North Sea Brent crude futures (LCOc1) rose to $58.04 per barrel at 0751 GMT, up 98 cents cents, or 1.7 per cent, from their last close. US West Texas Intermediate (WTI) crude oil futures (CLc1) were at $48.85 per barrel, up 89 cents, or 1.9 per cent.
OPEC oil supply fell in December by 460,000 barrels per day (bpd), to 32.68 million bpd according a Reuters survey last week.
But this cut has more or less been undermined by swelling US oil production, which stayed at a record 11.7 million bpd in the last week of 2018, according to weekly data by the Energy Information Administration (EIA) released on Friday.
That also makes the United States the world's biggest oil producer ahead of Russia and Saudi Arabia.
US crude oil inventories also rose by 7,000 barrels in the week ending 28 December to 441.42 million barrels.
Distillate and gasoline stocks rose by a whopping 9.5 million and 6.9 million barrels, to 119.9 million and 240 million barrels, respectively, the EIA data showed.
The United States and Beijing have been locked in an escalating trade spat since early 2018, raising import tariffs on each other's goods.
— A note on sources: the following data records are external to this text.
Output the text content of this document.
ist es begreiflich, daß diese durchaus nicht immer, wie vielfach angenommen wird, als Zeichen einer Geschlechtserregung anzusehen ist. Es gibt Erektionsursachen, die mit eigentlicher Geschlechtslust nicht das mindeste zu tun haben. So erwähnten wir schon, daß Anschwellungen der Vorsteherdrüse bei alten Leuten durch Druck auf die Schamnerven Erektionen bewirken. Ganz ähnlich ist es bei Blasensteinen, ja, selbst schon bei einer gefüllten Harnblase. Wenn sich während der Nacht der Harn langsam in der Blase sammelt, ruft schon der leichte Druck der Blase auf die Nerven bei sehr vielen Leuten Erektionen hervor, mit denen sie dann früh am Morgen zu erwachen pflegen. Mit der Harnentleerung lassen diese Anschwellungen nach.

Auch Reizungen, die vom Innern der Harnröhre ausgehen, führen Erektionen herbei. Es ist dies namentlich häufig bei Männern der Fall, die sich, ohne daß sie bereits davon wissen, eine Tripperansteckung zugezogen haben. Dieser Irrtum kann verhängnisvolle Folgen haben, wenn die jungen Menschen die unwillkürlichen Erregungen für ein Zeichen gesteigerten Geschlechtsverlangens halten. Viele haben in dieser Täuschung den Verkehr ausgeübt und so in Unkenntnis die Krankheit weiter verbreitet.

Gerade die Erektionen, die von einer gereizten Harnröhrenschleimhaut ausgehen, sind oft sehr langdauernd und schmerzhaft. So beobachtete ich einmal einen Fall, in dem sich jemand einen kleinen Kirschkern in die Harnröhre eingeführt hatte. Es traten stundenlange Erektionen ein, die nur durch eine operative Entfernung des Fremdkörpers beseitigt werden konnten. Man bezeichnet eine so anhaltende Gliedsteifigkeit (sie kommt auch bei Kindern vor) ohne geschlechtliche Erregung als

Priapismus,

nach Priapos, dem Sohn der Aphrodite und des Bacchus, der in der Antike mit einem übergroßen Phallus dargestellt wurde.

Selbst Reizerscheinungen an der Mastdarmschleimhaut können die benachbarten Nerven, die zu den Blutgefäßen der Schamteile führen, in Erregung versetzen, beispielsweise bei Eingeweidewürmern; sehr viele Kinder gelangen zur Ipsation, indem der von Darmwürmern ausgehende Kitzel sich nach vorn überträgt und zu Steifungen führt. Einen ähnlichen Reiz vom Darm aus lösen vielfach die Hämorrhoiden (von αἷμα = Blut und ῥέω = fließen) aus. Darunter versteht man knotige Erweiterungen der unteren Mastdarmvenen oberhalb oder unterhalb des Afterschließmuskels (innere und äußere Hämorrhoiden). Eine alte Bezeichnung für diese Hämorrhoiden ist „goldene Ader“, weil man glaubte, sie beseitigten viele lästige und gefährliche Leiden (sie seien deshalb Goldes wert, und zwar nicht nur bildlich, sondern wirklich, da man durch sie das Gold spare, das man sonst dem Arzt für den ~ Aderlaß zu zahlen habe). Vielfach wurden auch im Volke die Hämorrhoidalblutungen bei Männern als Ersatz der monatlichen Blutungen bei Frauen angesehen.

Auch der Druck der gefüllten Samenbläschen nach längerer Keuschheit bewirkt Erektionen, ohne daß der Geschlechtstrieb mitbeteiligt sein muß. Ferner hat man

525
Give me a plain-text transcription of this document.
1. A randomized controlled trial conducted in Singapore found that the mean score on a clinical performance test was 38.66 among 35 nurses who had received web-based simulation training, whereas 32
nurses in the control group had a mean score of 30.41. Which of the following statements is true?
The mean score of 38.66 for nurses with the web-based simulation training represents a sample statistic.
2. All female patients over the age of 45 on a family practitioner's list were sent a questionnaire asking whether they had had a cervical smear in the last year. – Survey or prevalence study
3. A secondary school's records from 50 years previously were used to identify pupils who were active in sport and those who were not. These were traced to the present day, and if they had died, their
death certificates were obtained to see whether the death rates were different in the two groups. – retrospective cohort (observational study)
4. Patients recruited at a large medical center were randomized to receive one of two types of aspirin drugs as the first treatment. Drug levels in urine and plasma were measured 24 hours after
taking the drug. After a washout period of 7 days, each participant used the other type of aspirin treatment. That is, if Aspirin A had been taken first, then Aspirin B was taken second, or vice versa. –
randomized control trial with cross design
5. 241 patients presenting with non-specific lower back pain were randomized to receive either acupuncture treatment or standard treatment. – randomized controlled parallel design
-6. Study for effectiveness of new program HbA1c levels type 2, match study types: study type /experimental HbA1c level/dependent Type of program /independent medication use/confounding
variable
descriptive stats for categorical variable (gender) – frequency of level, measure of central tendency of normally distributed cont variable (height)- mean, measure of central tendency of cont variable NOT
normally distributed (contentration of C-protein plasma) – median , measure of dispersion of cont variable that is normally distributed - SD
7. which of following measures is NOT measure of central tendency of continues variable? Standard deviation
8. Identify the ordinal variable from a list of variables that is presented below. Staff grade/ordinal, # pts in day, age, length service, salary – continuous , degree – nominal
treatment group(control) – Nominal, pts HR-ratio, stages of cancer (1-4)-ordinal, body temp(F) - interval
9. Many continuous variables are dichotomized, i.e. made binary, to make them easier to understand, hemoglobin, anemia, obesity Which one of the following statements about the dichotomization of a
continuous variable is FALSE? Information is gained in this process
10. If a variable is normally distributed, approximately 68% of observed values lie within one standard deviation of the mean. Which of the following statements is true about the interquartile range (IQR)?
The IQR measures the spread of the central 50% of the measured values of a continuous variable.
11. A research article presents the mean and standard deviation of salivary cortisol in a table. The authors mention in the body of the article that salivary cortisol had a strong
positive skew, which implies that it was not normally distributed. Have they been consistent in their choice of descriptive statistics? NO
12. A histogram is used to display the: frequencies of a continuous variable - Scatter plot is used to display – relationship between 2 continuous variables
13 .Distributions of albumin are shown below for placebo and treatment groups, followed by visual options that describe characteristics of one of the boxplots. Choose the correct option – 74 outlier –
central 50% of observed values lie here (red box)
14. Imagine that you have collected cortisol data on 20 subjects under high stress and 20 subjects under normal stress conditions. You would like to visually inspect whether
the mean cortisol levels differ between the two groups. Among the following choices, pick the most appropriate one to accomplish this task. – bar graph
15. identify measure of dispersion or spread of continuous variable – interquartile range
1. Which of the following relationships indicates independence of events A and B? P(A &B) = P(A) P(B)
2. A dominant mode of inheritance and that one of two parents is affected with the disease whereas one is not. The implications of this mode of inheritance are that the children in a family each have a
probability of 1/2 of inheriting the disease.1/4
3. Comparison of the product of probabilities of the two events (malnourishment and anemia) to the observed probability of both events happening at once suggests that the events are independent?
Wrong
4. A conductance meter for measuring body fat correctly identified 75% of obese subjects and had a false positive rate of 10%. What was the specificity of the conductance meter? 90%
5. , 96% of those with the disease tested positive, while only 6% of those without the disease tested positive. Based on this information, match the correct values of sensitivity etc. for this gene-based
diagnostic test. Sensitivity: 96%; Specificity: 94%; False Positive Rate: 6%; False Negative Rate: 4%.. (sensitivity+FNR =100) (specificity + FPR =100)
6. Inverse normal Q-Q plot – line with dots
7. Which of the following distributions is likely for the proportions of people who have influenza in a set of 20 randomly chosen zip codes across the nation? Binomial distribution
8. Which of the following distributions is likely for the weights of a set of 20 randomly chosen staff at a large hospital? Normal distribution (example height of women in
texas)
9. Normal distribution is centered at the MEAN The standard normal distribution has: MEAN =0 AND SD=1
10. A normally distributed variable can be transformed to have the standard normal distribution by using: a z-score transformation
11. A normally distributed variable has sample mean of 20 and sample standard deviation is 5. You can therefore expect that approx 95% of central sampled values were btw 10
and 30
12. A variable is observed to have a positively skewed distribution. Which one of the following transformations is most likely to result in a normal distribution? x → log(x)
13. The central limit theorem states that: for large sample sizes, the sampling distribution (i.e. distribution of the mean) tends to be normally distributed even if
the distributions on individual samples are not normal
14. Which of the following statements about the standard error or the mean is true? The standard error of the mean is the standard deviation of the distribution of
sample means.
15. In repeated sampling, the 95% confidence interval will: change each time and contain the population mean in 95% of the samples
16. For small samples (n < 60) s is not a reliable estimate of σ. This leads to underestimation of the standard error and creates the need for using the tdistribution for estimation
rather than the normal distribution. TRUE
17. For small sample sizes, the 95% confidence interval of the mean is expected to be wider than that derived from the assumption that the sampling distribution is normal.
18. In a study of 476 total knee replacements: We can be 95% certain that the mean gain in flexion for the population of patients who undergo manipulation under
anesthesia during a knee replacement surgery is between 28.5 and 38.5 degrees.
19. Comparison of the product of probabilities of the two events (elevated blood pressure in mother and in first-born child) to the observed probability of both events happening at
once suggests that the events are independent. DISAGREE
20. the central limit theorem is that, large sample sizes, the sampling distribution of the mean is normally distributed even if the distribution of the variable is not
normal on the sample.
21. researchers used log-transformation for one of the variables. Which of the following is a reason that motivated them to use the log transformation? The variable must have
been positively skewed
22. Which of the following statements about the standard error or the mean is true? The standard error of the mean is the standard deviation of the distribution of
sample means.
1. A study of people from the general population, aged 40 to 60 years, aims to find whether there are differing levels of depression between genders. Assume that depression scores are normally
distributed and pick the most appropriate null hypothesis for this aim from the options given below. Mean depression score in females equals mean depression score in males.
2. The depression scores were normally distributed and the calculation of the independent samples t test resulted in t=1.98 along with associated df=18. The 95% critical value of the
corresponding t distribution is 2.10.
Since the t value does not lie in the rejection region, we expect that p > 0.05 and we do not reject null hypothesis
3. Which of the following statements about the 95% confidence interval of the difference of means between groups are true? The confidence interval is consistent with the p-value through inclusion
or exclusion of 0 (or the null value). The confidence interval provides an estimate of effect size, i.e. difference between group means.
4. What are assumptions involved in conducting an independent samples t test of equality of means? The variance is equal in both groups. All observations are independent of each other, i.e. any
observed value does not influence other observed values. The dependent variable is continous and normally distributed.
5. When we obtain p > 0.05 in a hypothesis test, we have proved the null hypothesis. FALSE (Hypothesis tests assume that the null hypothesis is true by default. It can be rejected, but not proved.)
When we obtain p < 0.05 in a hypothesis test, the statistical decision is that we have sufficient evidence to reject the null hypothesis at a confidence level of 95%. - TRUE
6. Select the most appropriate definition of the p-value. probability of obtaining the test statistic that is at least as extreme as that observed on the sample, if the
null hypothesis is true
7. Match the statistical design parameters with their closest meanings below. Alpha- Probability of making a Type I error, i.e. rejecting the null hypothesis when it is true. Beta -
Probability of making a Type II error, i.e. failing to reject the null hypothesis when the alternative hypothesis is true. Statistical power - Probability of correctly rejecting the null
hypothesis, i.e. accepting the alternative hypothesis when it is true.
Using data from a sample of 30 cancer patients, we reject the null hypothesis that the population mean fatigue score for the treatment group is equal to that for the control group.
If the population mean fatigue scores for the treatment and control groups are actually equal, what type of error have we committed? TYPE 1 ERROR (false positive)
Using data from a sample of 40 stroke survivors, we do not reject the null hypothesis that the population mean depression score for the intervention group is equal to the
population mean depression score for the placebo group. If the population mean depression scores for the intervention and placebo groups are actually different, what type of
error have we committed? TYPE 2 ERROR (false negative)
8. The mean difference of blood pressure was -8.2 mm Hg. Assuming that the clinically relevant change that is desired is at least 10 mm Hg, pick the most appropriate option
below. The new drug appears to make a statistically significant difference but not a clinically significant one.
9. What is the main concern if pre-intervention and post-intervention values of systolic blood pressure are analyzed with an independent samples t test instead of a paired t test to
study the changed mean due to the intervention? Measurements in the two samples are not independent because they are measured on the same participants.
The dispute has weighed on economic growth.
Goldman Sachs on Monday downgraded its average Brent crude oil forecast for 2019 to $62.50 a barrel from $70 due to "the strongest macro headwinds since 2015".
French bank Societe Generale also lowered its oil price forecasts, cutting its 2019 average price expectation for Brent by $9 to $64 a barrel and reducing its WTI forecast to $57 a barrel, also a reduction of $9.
The bank said it had revised its global oil demand growth forecast to 1.27 million barrels per day (bpd), down from 1.43 million bpd previously.
In the latest signs of widespread economic slowdown that could also hit fuel demand, British new car sales in 2018 fell at their fastest rate since the global financial crisis and German industrial orders dropped in November in the wake of the trade dispute between China and the United States.
US bank JP Morgan said late last week that "bond and commodity markets appear to be pricing in on average close to a 60 per cent chance of a US recession over the coming year compared to a 40 per cent chance by our economists and 27 per cent chance by the consensus".
Despite the likelihood of a slowdown, crude future prices were being supported by supply cuts started late last year by a group of producers around the Middle East-dominated Organization of the Petroleum Exporting Countries (OPEC) as well as non-OPEC Russia.
Goldman said the cuts would result in a gradual increase in spot crude prices in 2019 as high inventories revert to their 5-year averages.